I regularly get factory refurbished or open box items from reputable companies. They often have a good return policy. Open 4k Blu-ray player from Best buy via ebay, Asus Chromebook factory refurbished via Amazon. Couple of items that I had to return were a toaster oven that had a loose door handle that the trim made impossible to tighten but Amazon had UPS stop and pickup and sent another as soon as it was shown as picked up and a miss labeled set of truck headlights. Reputable retailers make the experience easy. Don't abuse the return policy as I hear that Amazon now tracks abusers
If you have a MicroCenter in your area, their returns rack is a great source for deals if you find something you need on it.
Avoid returned stuff at Fry's though, They'll re-shrinkwrap stuff and throw it back on the shelf without any sort of testing, and not necessarily even mark it as a return.
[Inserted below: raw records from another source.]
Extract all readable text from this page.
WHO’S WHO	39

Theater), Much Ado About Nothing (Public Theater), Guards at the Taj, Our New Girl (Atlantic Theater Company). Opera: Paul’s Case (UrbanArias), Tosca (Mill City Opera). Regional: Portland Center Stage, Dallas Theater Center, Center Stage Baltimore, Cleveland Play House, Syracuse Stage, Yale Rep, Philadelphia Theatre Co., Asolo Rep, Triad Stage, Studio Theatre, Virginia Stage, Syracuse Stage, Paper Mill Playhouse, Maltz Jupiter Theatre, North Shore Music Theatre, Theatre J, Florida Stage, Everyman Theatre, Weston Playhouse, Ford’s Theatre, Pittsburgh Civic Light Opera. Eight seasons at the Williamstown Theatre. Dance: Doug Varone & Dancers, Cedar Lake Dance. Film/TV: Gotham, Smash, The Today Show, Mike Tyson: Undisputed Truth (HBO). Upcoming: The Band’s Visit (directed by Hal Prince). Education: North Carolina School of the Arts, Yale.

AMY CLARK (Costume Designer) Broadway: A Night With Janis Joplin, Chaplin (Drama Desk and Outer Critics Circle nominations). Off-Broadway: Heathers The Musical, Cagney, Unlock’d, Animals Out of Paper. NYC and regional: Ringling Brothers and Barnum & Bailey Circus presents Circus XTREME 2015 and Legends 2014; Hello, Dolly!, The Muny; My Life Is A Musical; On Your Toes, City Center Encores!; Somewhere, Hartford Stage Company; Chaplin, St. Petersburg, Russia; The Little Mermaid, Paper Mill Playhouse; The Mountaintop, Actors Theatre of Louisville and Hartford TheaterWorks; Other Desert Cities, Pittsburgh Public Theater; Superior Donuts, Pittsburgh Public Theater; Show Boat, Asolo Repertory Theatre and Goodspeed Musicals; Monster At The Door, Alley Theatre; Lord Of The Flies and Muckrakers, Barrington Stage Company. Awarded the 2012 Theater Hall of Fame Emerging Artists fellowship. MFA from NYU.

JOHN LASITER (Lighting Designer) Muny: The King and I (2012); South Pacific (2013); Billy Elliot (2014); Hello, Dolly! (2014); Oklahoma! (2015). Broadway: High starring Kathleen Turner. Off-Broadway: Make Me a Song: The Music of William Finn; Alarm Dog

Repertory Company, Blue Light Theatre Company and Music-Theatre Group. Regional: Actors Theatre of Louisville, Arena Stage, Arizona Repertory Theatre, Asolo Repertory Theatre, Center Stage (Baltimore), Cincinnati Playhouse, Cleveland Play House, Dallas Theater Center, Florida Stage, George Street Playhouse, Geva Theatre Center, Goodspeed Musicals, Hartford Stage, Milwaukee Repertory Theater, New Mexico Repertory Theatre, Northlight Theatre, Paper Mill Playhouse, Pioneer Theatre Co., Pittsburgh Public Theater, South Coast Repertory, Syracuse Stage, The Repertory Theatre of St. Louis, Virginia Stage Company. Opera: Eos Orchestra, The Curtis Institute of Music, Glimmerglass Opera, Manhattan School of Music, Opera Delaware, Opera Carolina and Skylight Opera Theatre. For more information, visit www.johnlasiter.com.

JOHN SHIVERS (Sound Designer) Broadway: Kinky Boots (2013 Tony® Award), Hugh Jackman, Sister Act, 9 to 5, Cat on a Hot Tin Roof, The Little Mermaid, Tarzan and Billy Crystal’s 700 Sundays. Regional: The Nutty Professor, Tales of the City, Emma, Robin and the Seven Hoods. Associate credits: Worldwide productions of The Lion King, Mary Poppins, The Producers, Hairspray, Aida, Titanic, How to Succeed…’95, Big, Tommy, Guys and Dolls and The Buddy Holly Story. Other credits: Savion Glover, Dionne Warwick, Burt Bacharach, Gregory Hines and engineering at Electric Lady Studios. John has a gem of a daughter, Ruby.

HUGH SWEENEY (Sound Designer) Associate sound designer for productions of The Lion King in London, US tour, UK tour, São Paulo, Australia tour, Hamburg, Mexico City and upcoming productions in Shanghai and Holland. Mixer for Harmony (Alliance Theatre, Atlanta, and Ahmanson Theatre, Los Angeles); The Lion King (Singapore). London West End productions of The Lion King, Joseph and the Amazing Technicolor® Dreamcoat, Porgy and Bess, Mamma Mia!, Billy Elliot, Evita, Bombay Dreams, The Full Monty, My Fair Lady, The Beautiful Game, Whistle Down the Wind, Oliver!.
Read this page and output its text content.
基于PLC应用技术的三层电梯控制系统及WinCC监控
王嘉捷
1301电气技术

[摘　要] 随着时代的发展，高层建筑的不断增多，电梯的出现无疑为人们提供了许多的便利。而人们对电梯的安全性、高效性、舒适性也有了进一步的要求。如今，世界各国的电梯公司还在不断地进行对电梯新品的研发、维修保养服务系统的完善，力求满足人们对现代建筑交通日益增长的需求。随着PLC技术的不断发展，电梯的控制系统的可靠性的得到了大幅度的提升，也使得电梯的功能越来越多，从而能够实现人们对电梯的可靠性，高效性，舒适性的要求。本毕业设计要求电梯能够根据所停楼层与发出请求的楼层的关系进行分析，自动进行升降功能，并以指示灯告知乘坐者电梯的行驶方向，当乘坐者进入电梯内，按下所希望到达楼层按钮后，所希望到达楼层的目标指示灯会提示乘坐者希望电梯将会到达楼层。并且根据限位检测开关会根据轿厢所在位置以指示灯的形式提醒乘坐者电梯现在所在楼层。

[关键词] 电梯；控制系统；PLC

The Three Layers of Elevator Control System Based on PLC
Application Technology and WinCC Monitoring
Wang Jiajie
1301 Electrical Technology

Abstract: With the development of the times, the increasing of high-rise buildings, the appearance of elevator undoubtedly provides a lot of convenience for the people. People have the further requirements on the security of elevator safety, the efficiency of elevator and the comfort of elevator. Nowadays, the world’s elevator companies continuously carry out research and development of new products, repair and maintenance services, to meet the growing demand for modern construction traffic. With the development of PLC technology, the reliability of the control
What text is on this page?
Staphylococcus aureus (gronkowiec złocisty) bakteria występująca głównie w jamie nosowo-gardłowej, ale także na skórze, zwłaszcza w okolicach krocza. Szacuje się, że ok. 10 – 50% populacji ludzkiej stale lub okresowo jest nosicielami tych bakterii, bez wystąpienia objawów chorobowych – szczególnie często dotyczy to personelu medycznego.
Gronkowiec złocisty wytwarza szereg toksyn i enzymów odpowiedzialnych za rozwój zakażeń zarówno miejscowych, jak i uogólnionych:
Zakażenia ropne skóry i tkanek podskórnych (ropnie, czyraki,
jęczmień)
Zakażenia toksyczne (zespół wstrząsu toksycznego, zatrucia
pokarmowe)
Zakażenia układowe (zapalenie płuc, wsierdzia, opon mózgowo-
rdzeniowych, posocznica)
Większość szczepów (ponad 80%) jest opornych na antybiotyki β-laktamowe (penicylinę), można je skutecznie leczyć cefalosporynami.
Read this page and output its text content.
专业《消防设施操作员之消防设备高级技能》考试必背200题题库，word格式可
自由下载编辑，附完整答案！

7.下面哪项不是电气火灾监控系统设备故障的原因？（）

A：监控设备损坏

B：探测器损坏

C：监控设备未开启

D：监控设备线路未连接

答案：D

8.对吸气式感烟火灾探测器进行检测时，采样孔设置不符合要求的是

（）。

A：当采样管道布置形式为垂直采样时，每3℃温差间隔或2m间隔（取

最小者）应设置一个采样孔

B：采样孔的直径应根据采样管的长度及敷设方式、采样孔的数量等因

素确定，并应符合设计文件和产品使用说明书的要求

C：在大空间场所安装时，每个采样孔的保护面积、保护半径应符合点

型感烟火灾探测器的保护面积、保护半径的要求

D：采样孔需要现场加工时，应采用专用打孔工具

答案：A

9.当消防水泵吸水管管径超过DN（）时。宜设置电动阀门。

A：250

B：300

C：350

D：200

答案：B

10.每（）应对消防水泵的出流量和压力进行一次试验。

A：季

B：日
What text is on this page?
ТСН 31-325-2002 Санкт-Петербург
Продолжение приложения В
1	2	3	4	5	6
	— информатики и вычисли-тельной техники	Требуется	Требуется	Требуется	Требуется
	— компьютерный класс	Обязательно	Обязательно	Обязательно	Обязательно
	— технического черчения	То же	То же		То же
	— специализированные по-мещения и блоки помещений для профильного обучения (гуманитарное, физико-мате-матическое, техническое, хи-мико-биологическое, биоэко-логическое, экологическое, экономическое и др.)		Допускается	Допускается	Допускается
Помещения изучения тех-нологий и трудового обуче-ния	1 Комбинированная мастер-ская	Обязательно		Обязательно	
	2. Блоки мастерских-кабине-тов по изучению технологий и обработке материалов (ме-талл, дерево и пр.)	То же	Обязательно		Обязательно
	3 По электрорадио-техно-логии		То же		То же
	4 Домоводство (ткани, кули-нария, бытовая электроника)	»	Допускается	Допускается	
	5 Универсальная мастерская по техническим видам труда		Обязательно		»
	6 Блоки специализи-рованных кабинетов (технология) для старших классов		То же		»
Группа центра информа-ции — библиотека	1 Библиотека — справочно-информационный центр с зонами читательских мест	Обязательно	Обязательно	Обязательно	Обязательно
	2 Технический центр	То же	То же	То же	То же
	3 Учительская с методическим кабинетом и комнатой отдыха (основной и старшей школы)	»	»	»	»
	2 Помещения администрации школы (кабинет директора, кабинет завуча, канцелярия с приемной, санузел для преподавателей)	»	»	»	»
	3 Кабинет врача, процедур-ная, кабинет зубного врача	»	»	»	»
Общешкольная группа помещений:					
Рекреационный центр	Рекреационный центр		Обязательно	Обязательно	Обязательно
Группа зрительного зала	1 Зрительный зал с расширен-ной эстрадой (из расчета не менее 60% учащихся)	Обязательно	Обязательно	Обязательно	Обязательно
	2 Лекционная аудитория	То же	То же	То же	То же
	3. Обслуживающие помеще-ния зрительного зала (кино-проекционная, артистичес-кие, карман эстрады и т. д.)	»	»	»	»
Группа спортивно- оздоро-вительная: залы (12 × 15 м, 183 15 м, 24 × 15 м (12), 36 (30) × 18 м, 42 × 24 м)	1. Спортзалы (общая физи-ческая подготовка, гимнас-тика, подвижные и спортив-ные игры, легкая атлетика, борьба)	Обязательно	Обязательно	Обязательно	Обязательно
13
Got a great deal from Amazon on a Lens from their Warehouse Deals. The box was damaged was all. Saved $64
Good advice/comment arkansan4ever.
I regularly buy only open box electronics. However, I make sure all the accessories are in the box and that the standard warranty is applicable. I have never had an issue with a single item. I do try to avoid 'refurbished' unless it specifically says 'refurbished by manufacturer.' For some sellers (especially on eBay) refurbished means blowing dust off the product. If you prefer Apple products, I would recommend going to the Apple site and checking out their 'Refurbished and Clearance' section. I've seen older products up to 31% off and they come with the normal Apple warranty. The normal discount is 7-9%.